Programmed to die : The unlikely key to biological immortality

Turning 30 was like a swift kick in the balls and I know I was not  alone in this experience – no one likes getting old.

Our society is geared towards celebrating and worshipping  the status of youth, the amount of money the western world spends on plastic surgery and anti-ageing remedies are a testament to this obsession with holding onto our virility.

This fixation is nothing new, eternal youth is a recurring theme in folk tales and mythology (vampires ec) which has been passed on in cultures across the globe. It is also worth mentioning that a significant amount of historical figures are known to have endeavoured to remedy this inevitable decay of the corporeal vessel that we take through life and achieve immortality. Perhaps the most infamous of these is Elizabeth Báthory .

Weapons grade resting bitch face

This woman used to torture and murder virgin girls and drink/bathe in their blood in the pursuit of stealing there virile energy and preserving her beauty. She died under the medieval version of house arrest in this tower when she was 54.

#Fail

However this crazy bitch may not have been that far of the mark, experiments with mice have shown that if a 3 year old mouse (officially old as fuck in mouse years) has its blood drained and replaced with blood donated from younger mice it actually shows signs of rejuvenation and can even extend its life span.

With the prospect of the human race being able to manufacture synthetic blood a very real possibility in the near future this could very well hold implications for further extending the virility of human beings.

This is all standard stuff though, obviously organ and blood transplants can extend the natural lifespan of humans, where it gets really interesting is whether it is possible to genetically programme humans not to age past a certain point and remain at their biological peak indefinitely. This idea has been explored in the science fiction film ‘In Time’ which is a cool premise for a film but watching Justine Timberlake trying to act is like being force fed a bee hive.

So can we hack biological aging?

To answer this we need to look into why we age in the first place.

It was always assumed that ageing just happens due to biological wear and tear, your body fully replaces all of its cells (apart from some brain cells) in a constant cycle and after you pass your adult prime your cells start replicating as a slightly shittier version of themselves each time. The key factor in this process appears to be the degradation of mitochondrial DNA (the cells power plant). However new research has indicated that the gradual degrading process that we call aging may have been selected by an evolutionary mechanism and not a fundamental trait of organic life.

A new study from the New England Complex Systems Institute speculates that ageing may exist to ensure that older generations die and they don’t out compete the younger generation and thus maintain a healthy generational flow of new animals –we are essentially programmed to die so that the young may live.

This concept can be observed in nature, in some species of octopuses the female dies after reproducing – however if you surgically remove a certain gland it stays alive.  This implies that evolution has selected the animal to die after reproducing as it is the best way for to ensure the survival of the species.

It’s quite a trippy concept to get your head around but it makes sense –  it would be very hard for juvenile animals to survive in an environment filled with adults that are biologically immortal because they would be outcompeted by an abundance of their larger and fully developed rivals.

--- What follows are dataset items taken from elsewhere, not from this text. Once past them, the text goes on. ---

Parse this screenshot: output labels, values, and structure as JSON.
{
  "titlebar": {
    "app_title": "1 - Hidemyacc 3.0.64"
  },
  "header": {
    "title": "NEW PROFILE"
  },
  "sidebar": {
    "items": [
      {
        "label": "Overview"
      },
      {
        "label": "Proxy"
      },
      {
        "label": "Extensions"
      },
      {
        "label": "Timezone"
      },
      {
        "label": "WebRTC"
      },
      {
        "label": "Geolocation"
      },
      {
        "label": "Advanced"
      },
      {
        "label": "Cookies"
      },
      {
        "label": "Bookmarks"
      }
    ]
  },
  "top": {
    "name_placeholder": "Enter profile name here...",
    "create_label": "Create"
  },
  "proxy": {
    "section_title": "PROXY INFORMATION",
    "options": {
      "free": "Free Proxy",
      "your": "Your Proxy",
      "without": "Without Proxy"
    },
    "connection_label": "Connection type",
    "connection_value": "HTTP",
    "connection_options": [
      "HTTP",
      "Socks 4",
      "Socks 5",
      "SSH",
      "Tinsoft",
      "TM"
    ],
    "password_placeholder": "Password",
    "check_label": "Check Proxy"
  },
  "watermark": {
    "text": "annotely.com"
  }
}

So the very reason we get old and die may help life propagate – if this is true stopping the aging process might be simpler than previously thought as it biologically feasible for cells to continually replicate themselves perfectly without deteriorating.

Image courtesy of NECSI

There are of course exceptions to this evolutionary strategy and some animals may be actually be biologically immortal, the best example of this is the imaginatively named immortal jellyfish. These blobs of floating water goo can alternate between their juvenile and mature state indefinitely which means they will never die of old age.

It’s only a matter of time before they get eaten or killed by something but in theory you could keep one of these animals alive in captivity for 5 billion years until the sun goes white dwarf and fucks our solar system up.

So if humans do age and deteriorate because we are evolutionarily programmed to die, conquering aging may be simpler than previously thought as we wouldn’t have to overcome a fundamental trait of organic life. In the near future the lifespan of human beings could drastically increase.

Obviously despite being biologically immortal we would all eventually die of something, whether it being falling down the stairs or snorting venomous fire ants at an Ozzy Osborne gig (yes that happened).

Overall though I feel western societies chronic anxiety about getting old is not worth the hassle – it is possible to age in style.

My Grandad rocking a starfish like a boss.

We should all learn to just enjoy the ride into crippling obsolescence.